LINDBERG Violin Concerto No 2 (Zimmermann)

Record and Artist Details

Composer or Director: Magnus Lindberg

Genre:

Orchestral

Label: Ondine

Media Format: Super Audio CD

Media Runtime: 58

Mastering:

DDD

Catalogue Number: ODE1308-5

ODE1308-5. LINDBERG Violin Concerto No 2 (Zimmermann)

Tracks:

Composition Artist Credit
Tempus fugit Magnus Lindberg, Composer
Finnish Radio Symphony Orchestra
Hannu Lintu, Conductor
Magnus Lindberg, Composer
Concerto for Violin and Orchestra No 2 Magnus Lindberg, Composer
Finnish Radio Symphony Orchestra
Frank Peter Zimmermann, Violin
Hannu Lintu, Conductor
Magnus Lindberg, Composer
Magnus Lindberg wrote his Violin Concerto No 2 (2015) for Frank Peter Zimmermann.

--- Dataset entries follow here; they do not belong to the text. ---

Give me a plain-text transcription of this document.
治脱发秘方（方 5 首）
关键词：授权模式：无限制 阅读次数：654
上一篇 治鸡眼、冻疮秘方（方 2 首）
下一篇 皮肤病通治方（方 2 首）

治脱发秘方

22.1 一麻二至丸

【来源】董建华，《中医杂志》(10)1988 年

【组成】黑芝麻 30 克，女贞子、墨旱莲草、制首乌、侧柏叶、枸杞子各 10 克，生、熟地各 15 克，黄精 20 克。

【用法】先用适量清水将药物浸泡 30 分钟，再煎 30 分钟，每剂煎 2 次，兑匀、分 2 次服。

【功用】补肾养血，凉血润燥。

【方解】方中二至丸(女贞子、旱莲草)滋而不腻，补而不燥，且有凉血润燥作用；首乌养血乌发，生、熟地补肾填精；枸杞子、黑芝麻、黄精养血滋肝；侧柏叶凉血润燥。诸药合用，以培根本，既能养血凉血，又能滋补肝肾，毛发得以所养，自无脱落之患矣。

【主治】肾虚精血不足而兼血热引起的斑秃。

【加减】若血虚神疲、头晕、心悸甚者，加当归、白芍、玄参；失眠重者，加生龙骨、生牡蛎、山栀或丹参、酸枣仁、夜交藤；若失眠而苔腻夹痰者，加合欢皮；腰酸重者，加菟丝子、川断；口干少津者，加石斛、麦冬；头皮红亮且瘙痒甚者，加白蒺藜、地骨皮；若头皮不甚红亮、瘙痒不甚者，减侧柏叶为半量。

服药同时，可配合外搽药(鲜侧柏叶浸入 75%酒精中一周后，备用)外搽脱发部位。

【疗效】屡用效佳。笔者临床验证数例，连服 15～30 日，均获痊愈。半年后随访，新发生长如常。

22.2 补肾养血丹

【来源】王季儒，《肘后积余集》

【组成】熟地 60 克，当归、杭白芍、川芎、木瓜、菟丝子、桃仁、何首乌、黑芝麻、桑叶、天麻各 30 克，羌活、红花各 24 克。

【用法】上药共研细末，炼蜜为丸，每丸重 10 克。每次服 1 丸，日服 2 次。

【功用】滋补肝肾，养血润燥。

Whether or not the German’s thick-set tone and pre-eminence in Szymanowski influenced the Finnish composer, the work is one of Lindberg’s most tonal and luscious to date. However tightly woven, this is a Romantic concerto in disguise, where Lindberg’s First was more Classical. The theme aired towards the end of the first movement that comes to fruition in the central one (there are no movement breaks) is short, emotive and could be by Korngold; the music’s consistent goal-orientation, its charged energy field sitting between extreme polarities, is all Lindberg’s own and recognisably so. Notable features include the soloist’s frantic, crude sawing away at the open strings, a muster point to which he returns as if to recharge and refocus, and the work’s raised-eyebrow, backdoor ending. Zimmermann gives the piece his considerable all, though there’s the occasional moment of ambiguity right at the top of his register.

Tempus fugit (2016 17) is more of a riddle. This is Lindberg looking back on himself: revisiting, courtesy of a long period of research, harmonic techniques he explored in the late ’80s. It’s odd hearing echt ‘Lindberg’ gestures copied by Lindberg himself, like a dancer trying to retrace his own steps by studying a grainy old VHS. The music is still built from the bottom up but the five-part piece never really soars, and the devolution into chamber-like textures feels mannered, robbing the music of that essential Lindberg quality: the feeling of a mammoth single structure heaving its way along. It is characteristically wise of Lindberg to have taken stock in Tempus fugit but the process’s ripest fruits may be still to come.